Stiamo parlando della prima solitaria trasvolata sull’Oceano Atlantico, con partenza il 20 maggio 1927 da New York e arrivo a Parigi la sera del giorno successivo. Erano passati vent’anni dal leggendario volo dei fratelli Wright, e altri luttuosi tentativi di attraversare quei 5800  chilometri. Ora una nuova rivoluzione attendeva il mondo dell’aviazione, un nuovo importante passo evolutivo per portare l’uomo a solcare i cieli e rendere concreta la profezia di Leonardo da Vinci che, osservando il volo degli uccelli, ebbe l’intuizione che lo indusse ad affermare:  “Quando avrete conosciuto il volo, camminerete sulla terra guardando il cielo, perché là siete stati e là vorrete tornare”.  Charles Augustus Lindbergh, pioniere dell’aviazione definito e scelto come “Uomo dell’anno” dal Time nel 1927, è così entrato nella storia dell’umanità. Otto anni prima un’analoga impresa era stata già compiuta da due aviatori britannici, John Alcock ed Arthur Whitten Brown i quali percorsero una rotta più breve ed in minor tempo, tra Terranova in Canada e la costa occidentale dell’Irlanda.
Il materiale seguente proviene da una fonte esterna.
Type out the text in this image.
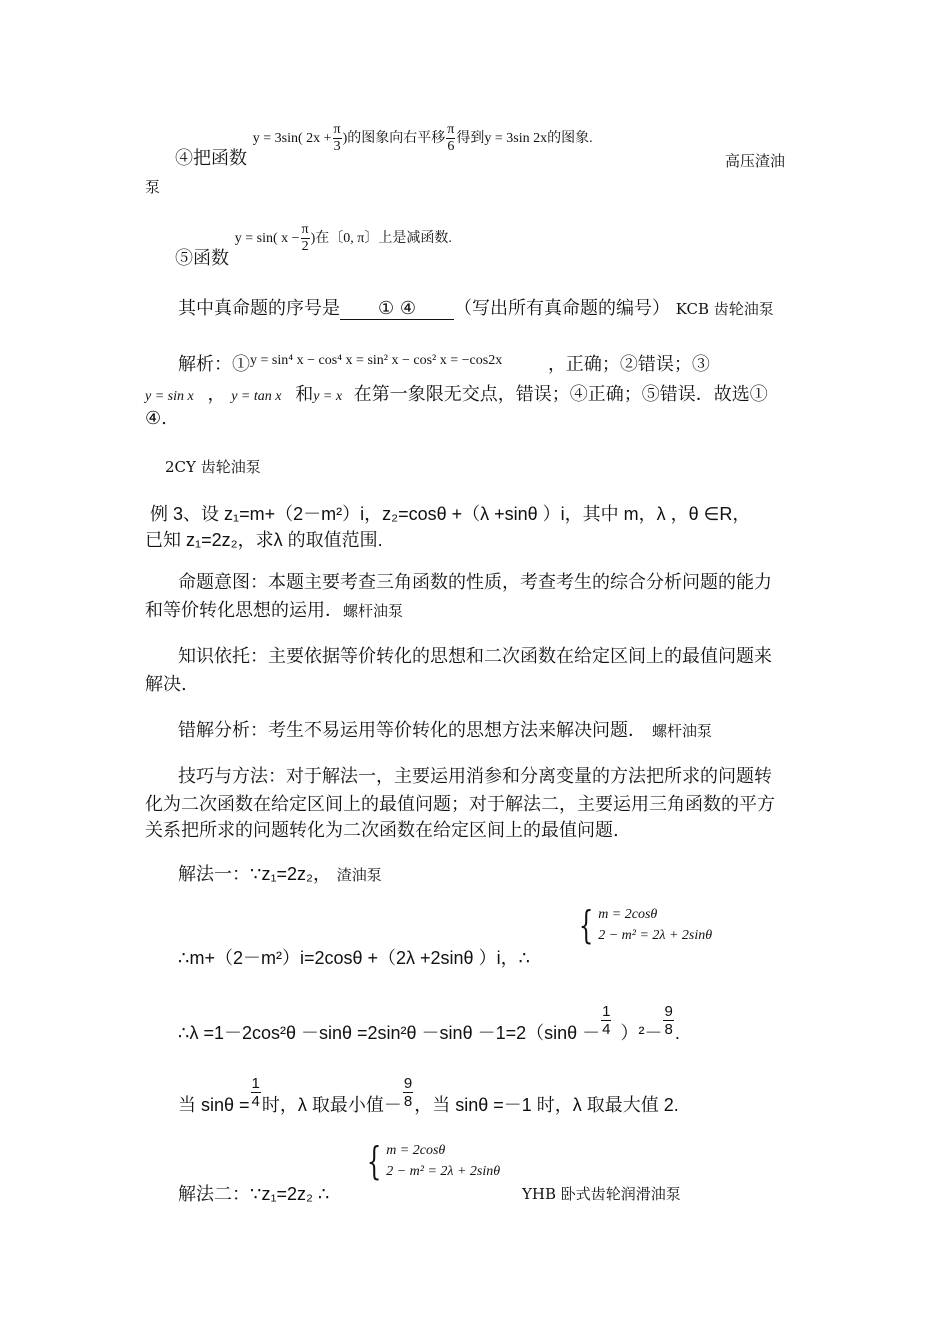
④把函数 y = 3sin( $2x + \frac{\pi}{3}$ )的图象向右平移 $\frac{\pi}{6}$ 得到y = 3sin 2x的图象.
高压渣油
泵
⑤函数 y = sin( $x - \frac{\pi}{2}$ )在〔0, π〕上是减函数.
其中真命题的序号是 ① ④ （写出所有真命题的编号） KCB 齿轮油泵
解析：①$^{y = sin^4 x - cos^4 x = sin^2 x - cos^2 x = -cos2x}$	，正确；②错误；③
y = sin x ， y = tan x 和y = x 在第一象限无交点，错误；④正确；⑤错误．故选①
④.
2CY 齿轮油泵
例 3、设 z₁=m+（2－m²）i，z₂=cosθ +（λ +sinθ ）i，其中 m，λ ，θ ∈R，
已知 z₁=2z₂，求λ 的取值范围.
命题意图：本题主要考查三角函数的性质，考查考生的综合分析问题的能力
和等价转化思想的运用．螺杆油泵
知识依托：主要依据等价转化的思想和二次函数在给定区间上的最值问题来
解决.
错解分析：考生不易运用等价转化的思想方法来解决问题． 螺杆油泵
技巧与方法：对于解法一，主要运用消参和分离变量的方法把所求的问题转
化为二次函数在给定区间上的最值问题；对于解法二，主要运用三角函数的平方
关系把所求的问题转化为二次函数在给定区间上的最值问题.
解法一：∵z₁=2z₂， 渣油泵
∴m+（2－m²）i=2cosθ +（2λ +2sinθ ）i，∴
{ m = 2cosθ
2 − m² = 2λ + 2sinθ
∴λ $=1-2\cos^2\theta -\sin\theta =2\sin^2\theta -\sin\theta -1=2(\sin\theta - \frac{1}{4} )^2- \frac{9}{8}$ .
当 $\sin\theta = \frac{1}{4}$ 时，λ 取最小值－ $\frac{9}{8}$ ，当 sinθ =－1 时，λ 取最大值 2.
解法二：∵z₁=2z₂ ∴
{ m = 2cosθ
2 − m² = 2λ + 2sinθ
YHB 卧式齿轮润滑油泵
Charles Lindbergh davanti lo Spirit of St. Louis

La storia particolare di questa impresa nasce nel 1919 quando Raymond Orteig, proprietario dell’Hotel Lafayette di New York, mette in palio 25.000 dollari per chi avesse volato non-stop dalla metropoli statunitense alla capitale francese, o viceversa. Il giovanissimo Charles aveva all’epoca appena diciassette anni. Otto anni dopo, il premio fu finalmente assegnato, e se lo aggiudicò proprio lui grazie al coinvolgimento dell’azienda Ryan Aeronautical Company di San Diego che progettò specificamente per lo scopo un velivolo denominato “Ryan NYP”, poi ribattezzato come “Spirit of St. Louis”. La sfida da affrontare era rischiosoa, un vero e proprio azzardo poiché il mezzo avrebbe dovuto attraversare l’immensità dell’Atlantico seguendo una navigazione precisa. Si trattava di un monoplano con un serbatoio posto di fronte al pilota che non consentiva la visibilità anteriore ma solo quella laterale;  altri serbatoi stavano nelle ali e nella fusoliera, per un totale di 1700 litri. Lo Spirit of St. Louis pesava 975 chili e costò circa 11.000 dollari. Fu consegnato soltanto un mese prima dell’impresa e Lindbergh poté effettuare qualche volo di prova.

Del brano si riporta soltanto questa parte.